This article is from the Australian Property Journal archive
THE severe stock shortage fuelling the national housing crisis is poised to grow in 2024 and push prices higher, with Australians taking out fewer home loans as affordability constraints bite hard.
The latest data from the Australian Bureau of Statistics showed home lending fell 3.9% month-on-month to $25.12 billion in January. Owner occupier lending was down 4.6% to $15.91 billion (up 3.4% annually) and investor loans dipped 2.6% to $9.21 billion (18.5% higher than a year earlier).
First home buyer lending fell 6.9% in January. The largest fall was in NSW (by 8%) with Sydney’s housing affordability constraints a significant drag on demand, said senior economist for Oxford Economics Australia, Maree Kilroy.
She said the flow-through of the November rate hike contributed to the overall 5.2% decline in loans for the purchase of existing dwellings.
Canstar’s Steve Mickenbecker said the jostling in activity in recent months points to upgraders and downsizers holding out for rate cuts to maximise their borrowing power, while investors and first homebuyers battle it out for current market stock.
ANZ senior economist Adelaide Timbrell said, “The drop in sales volumes in December and January may signal further weakness in lending in the coming months, as may the fall in average loan size for owner occupiers”.
The average loan size dropped sharply in January for owner occupiers excluding first home buyers, by 4%.
The current outperformance of the Western Australia and South Australia property markets showed through in continued growth in average loan size, which is now on par for the two states at a record $530,000.
Ongoing house value growth continues to stretch affordability and put the dream of home ownership out of reach for a fast-growing cohort of Australians, while rents have surged and rental vacancies are sitting at historic lows.
Kilroy said buyer demand is keeping up with the lift in new listings, seeing property price growth sustained through the first few months of the year.
“While housing affordability is at a low point, record-breaking net overseas migration has added materially to underlying housing demand,” Kilroy said.

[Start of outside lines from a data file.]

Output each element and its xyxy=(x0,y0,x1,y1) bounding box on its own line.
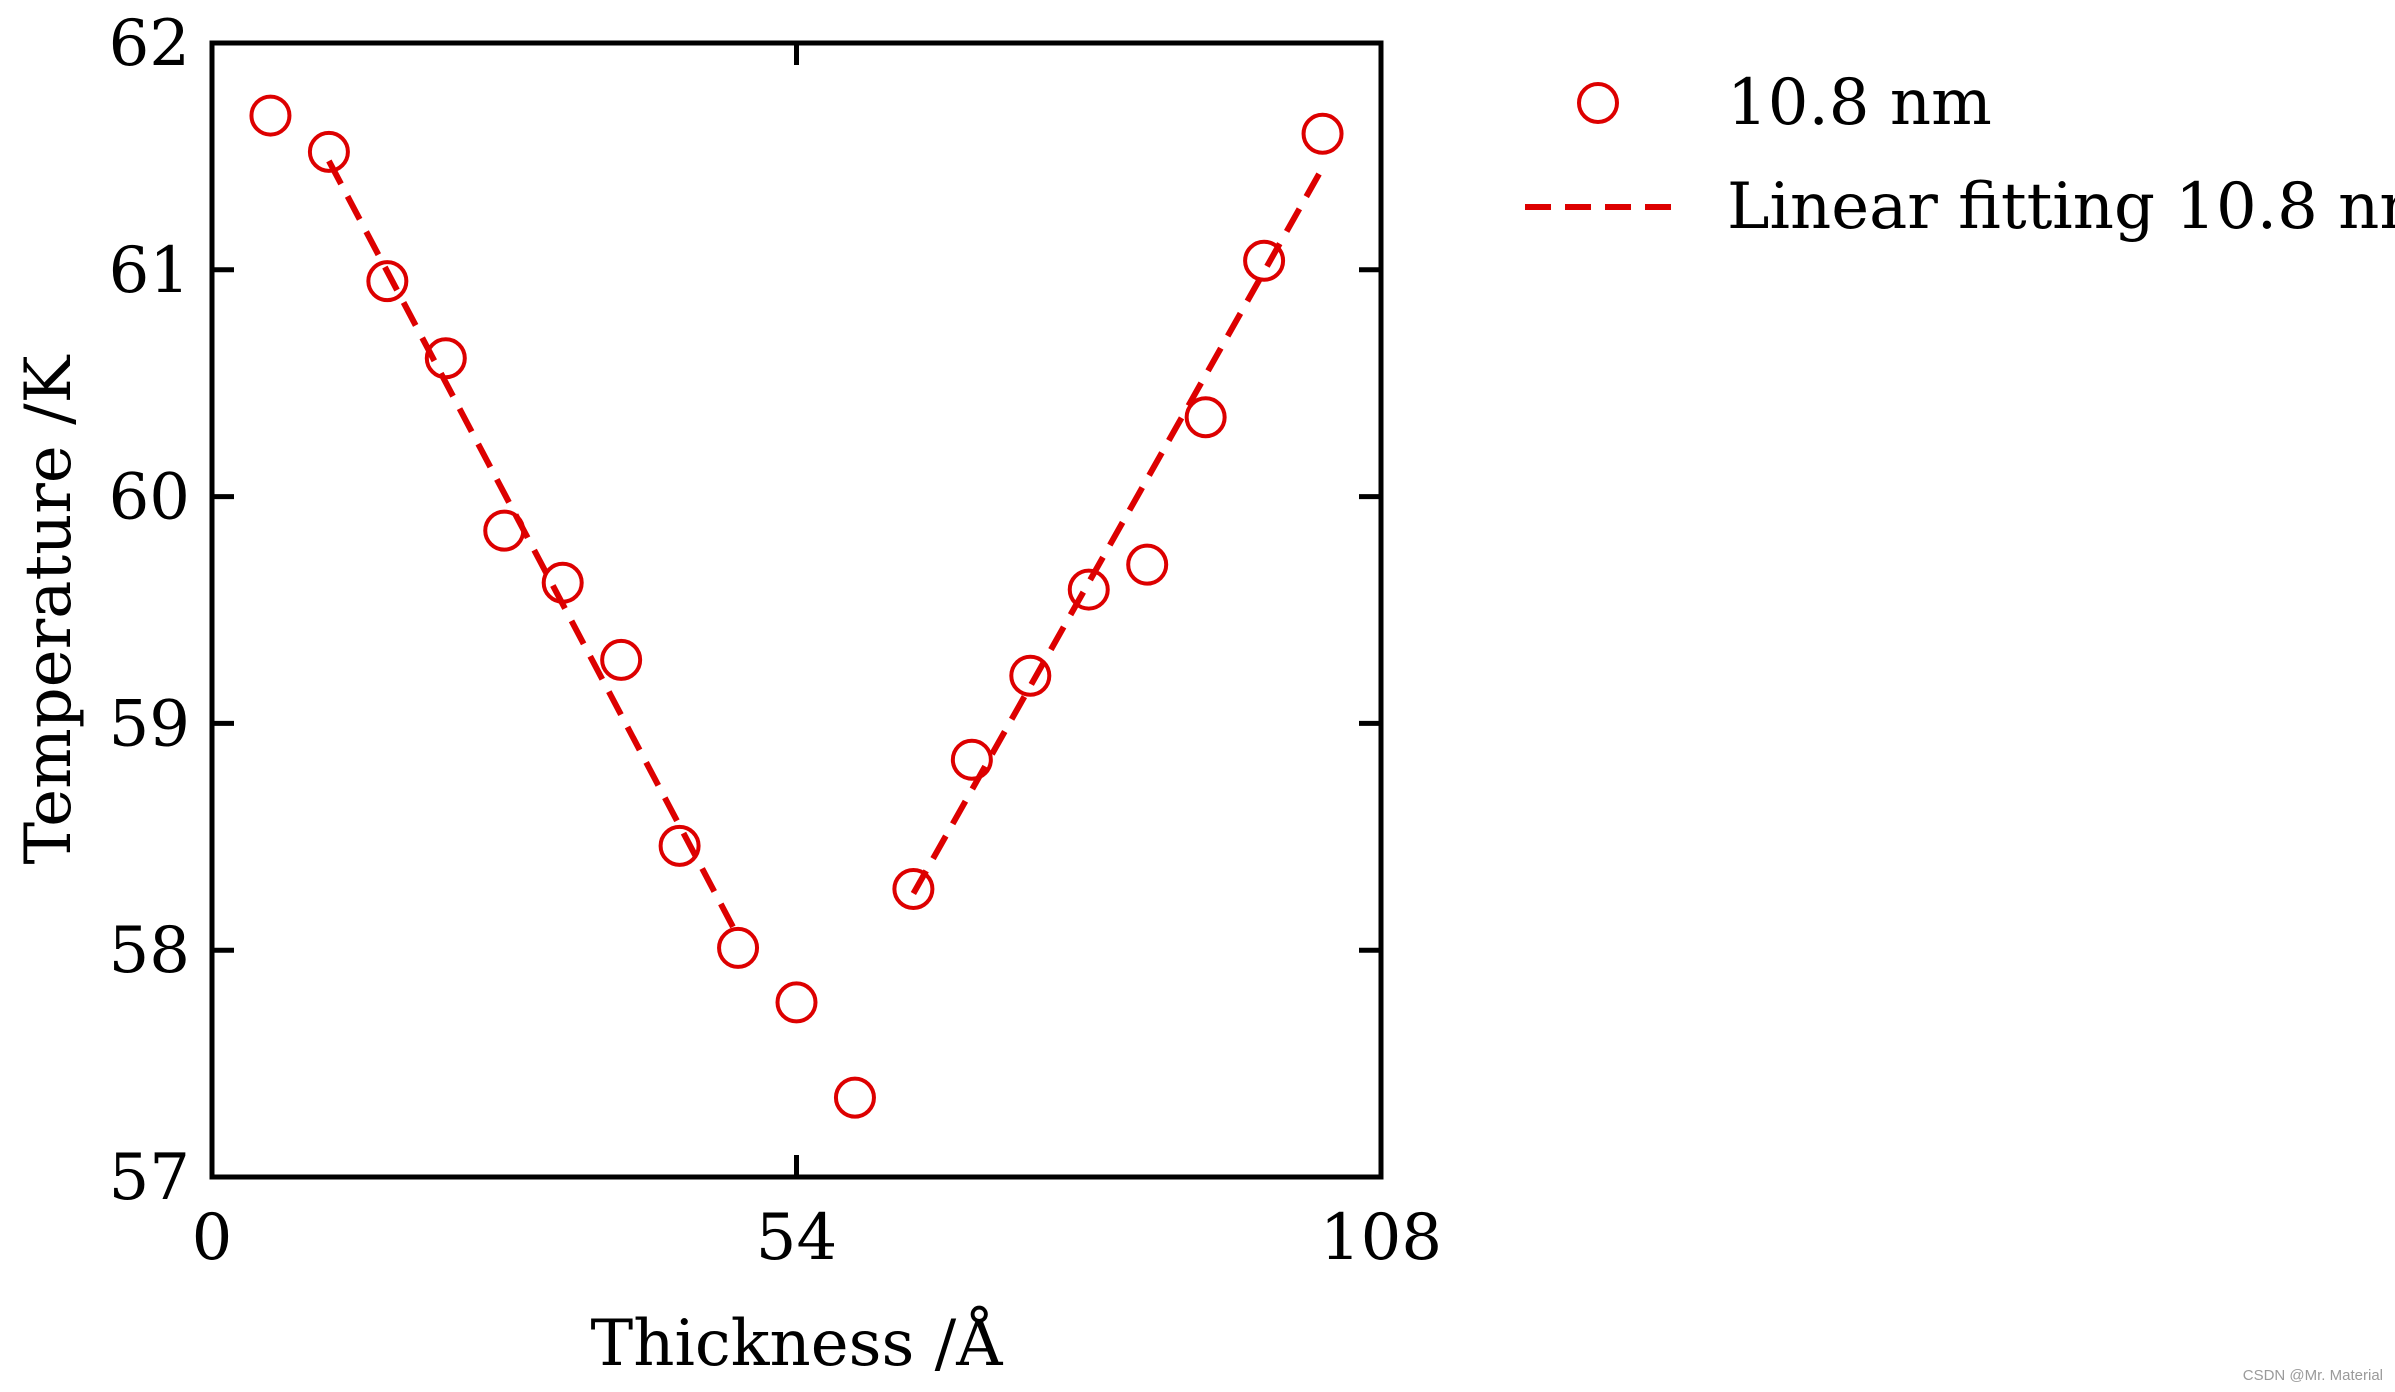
data-point xyxy=(658,824,701,867)
y-axis-label: Temperature /K xyxy=(12,354,86,864)
x-tick-label: 54 xyxy=(756,1201,837,1275)
legend-label-data: 10.8 nm xyxy=(1727,66,1992,140)
axis-ticks xyxy=(209,40,1384,1180)
y-tick-label: 62 xyxy=(109,7,190,81)
y-tick-label: 57 xyxy=(109,1141,190,1215)
legend-marker-circle xyxy=(1577,82,1619,124)
tick-labels: 0 54 108 57 58 59 60 61 62 xyxy=(109,7,1443,1275)
x-tick-label: 108 xyxy=(1320,1201,1442,1275)
x-tick-label: 0 xyxy=(192,1201,233,1275)
fit-lines xyxy=(326,159,1326,938)
data-point xyxy=(1067,568,1110,611)
x-axis-label: Thickness /Å xyxy=(591,1306,1004,1381)
fit-line-segment xyxy=(326,159,741,938)
legend: 10.8 nm Linear fitting 10.8 nm xyxy=(1525,66,2395,244)
plot-frame xyxy=(209,40,1384,1180)
y-tick-label: 59 xyxy=(109,687,190,761)
data-markers xyxy=(249,94,1344,1119)
data-point xyxy=(366,260,409,303)
data-point xyxy=(1126,543,1169,586)
y-tick-label: 58 xyxy=(109,914,190,988)
data-point xyxy=(892,867,935,910)
data-point xyxy=(833,1076,876,1119)
data-point xyxy=(950,738,993,781)
data-point xyxy=(1184,396,1227,439)
data-point xyxy=(541,561,584,604)
data-point xyxy=(775,981,818,1024)
legend-label-fit: Linear fitting 10.8 nm xyxy=(1727,170,2395,244)
fit-line-segment xyxy=(910,166,1326,895)
data-point xyxy=(1009,654,1052,697)
y-tick-label: 61 xyxy=(109,234,190,308)
data-point xyxy=(249,94,292,137)
data-point xyxy=(1243,239,1286,282)
data-point xyxy=(1301,112,1344,155)
watermark: CSDN @Mr. Material xyxy=(2242,1367,2383,1384)
data-point xyxy=(483,509,526,552)
data-point xyxy=(600,638,643,681)
data-point xyxy=(717,926,760,969)
data-point xyxy=(307,130,350,173)
data-point xyxy=(424,337,467,380)
y-tick-label: 60 xyxy=(109,461,190,535)
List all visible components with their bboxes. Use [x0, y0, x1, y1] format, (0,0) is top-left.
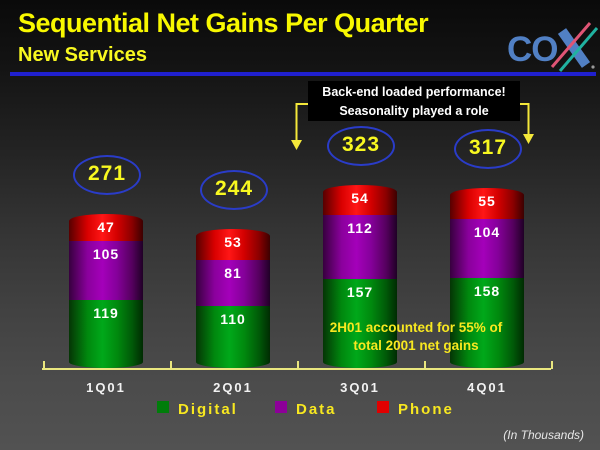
bar-segment-data-4q01: 104 [450, 219, 524, 279]
bar-2q01: 53 81 110 [196, 229, 270, 368]
annotation-line-1: 2H01 accounted for 55% of [329, 320, 503, 335]
legend-label-data: Data [296, 401, 337, 418]
x-axis-tick-2 [296, 361, 299, 369]
total-badge-1q01: 271 [73, 155, 141, 196]
units-footnote: (In Thousands) [503, 428, 584, 442]
svg-text:CO: CO [507, 30, 558, 69]
segment-value-data-4q01: 104 [473, 224, 501, 241]
legend-item-phone: Phone [377, 401, 454, 418]
bar-segment-data-2q01: 81 [196, 259, 270, 306]
legend-swatch-digital [157, 401, 169, 413]
cox-logo: CO [507, 22, 598, 72]
legend-swatch-data [275, 401, 287, 413]
annotation-line-2: total 2001 net gains [353, 337, 479, 353]
segment-value-data-3q01: 112 [347, 220, 373, 237]
callout-box: Back-end loaded performance! Seasonality… [308, 81, 520, 121]
bar-4q01: 55 104 158 [450, 187, 524, 368]
total-badge-2q01: 244 [200, 170, 268, 211]
segment-value-phone-1q01: 47 [97, 219, 115, 236]
chart-annotation: 2H01 accounted for 55% of total 2001 net… [298, 319, 534, 354]
bar-segment-digital-4q01: 158 [450, 278, 524, 368]
x-axis-tick-0 [42, 361, 45, 369]
page-subtitle: New Services [18, 44, 147, 66]
bar-segment-data-3q01: 112 [323, 215, 397, 279]
x-axis-label-2q01: 2Q01 [213, 380, 253, 395]
x-axis-tick-1 [169, 361, 172, 369]
segment-value-data-2q01: 81 [224, 264, 242, 281]
x-axis-label-1q01: 1Q01 [86, 380, 126, 395]
bar-segment-data-1q01: 105 [69, 240, 143, 301]
legend-swatch-phone [377, 401, 389, 413]
bar-segment-phone-4q01: 55 [450, 187, 524, 220]
header-divider-line [10, 72, 596, 76]
page-title: Sequential Net Gains Per Quarter [18, 8, 429, 38]
segment-value-digital-2q01: 110 [220, 310, 246, 327]
segment-value-digital-3q01: 157 [346, 283, 374, 300]
x-axis-tick-3 [423, 361, 426, 369]
segment-value-digital-4q01: 158 [473, 283, 501, 300]
bar-segment-digital-3q01: 157 [323, 278, 397, 368]
logo-x-red-stroke [550, 22, 592, 68]
segment-value-phone-3q01: 54 [351, 189, 369, 206]
segment-value-digital-1q01: 119 [93, 305, 119, 322]
legend-item-data: Data [275, 401, 337, 418]
total-badge-3q01: 323 [327, 125, 395, 166]
logo-x-green-stroke [558, 27, 598, 72]
bar-segment-phone-3q01: 54 [323, 184, 397, 216]
x-axis-line [42, 368, 551, 370]
segment-value-data-1q01: 105 [92, 245, 120, 262]
legend-item-digital: Digital [157, 401, 238, 418]
segment-value-phone-2q01: 53 [224, 234, 242, 251]
bar-3q01: 54 112 157 [323, 184, 397, 368]
segment-value-phone-4q01: 55 [478, 192, 496, 209]
callout-line-1: Back-end loaded performance! [322, 85, 506, 99]
callout-line-2: Seasonality played a role [339, 104, 489, 118]
bar-1q01: 47 105 119 [69, 214, 143, 368]
bar-segment-digital-1q01: 119 [69, 300, 143, 368]
logo-registered-dot [591, 65, 595, 69]
logo-x-blue-stroke [557, 28, 591, 68]
x-axis-tick-4 [550, 361, 553, 369]
x-axis-label-3q01: 3Q01 [340, 380, 380, 395]
bar-segment-digital-2q01: 110 [196, 305, 270, 368]
bar-segment-phone-2q01: 53 [196, 229, 270, 260]
bar-segment-phone-1q01: 47 [69, 214, 143, 241]
x-axis-label-4q01: 4Q01 [467, 380, 507, 395]
legend-label-phone: Phone [398, 401, 454, 418]
total-badge-4q01: 317 [454, 128, 522, 169]
legend-label-digital: Digital [178, 401, 238, 418]
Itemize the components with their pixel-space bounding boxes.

“Simultaneously, capacity constraints within the construction sector are holding back the delivery of new housing.”
There was a 3.2% drop in loans for the construction of dwellings in January.
Supply shortage to worsen
“The gap between incremental demand and supply is wide. We estimate a national dwelling stock shortage of 110,000 which is positioned to expand further. This will be the anchor for further price gains in 2024,” Kilroy said.
Official figures this week showed home approvals fell in January to a 12-year low. Oxford Economics Australia believes residential commencements are near the bottom of the cycle, with a trough of 153,700 expected for FY2024 – a fall of 11%.
The Albanese government has set in train billions’ of dollars’ worth of new housing builds. The National Housing Accord, struck with the states and territories, aims to deliver 1.2 million “well-located homes” across the country over five years from July, while the $10 billion Housing Australia Future Fund (HAFF) kicks off at the same time, aiming to deliver 30,000 new social and affordable homes. The HAFF is accompanied by the $2 billion Social Housing Accelerator, which aims to provide a further 4,000 social homes.
While critics of the HAFF say it doesn’t go far enough, some analysts, including Kilroy, say the targets are unrealistic in the first place, with contributing factors including higher interest rates, delays, and cost escalations pushing up new home prices and causing buyer anxiety, as well as planning lags.
Speaking at the National Property Club this week, Property Council of Australia CEO Mike Zorbas who used his address to slam “broken state planning systems” and government taxes as impediments to supply.
“I can tell you that there are housing ministers, planning ministers around this country who are sitting on development approvals right now that they could release very, very, easily and make a really material difference to supply, but it’s a very difficult and slow process,” Zorbas said.
Zorbas was debating Greens Spokesperson for Housing and Homelessness, Max Chandler-Mather who unveiled the party’s first policy for the next federal election in the form of a $27.9 billion public property developer that would deliver 610,000 homes over a decade.
The program would not be means-tested.
The Greens say there is a shortage of 750,000 public homes across the country.
Federal Treasurer Jim Chalmers dismissed the Greens’ proposal.
“I think this is consistent with how the Greens go about things. It’s easy enough for them to write press releases with big numbers attached to it,” he told reporters.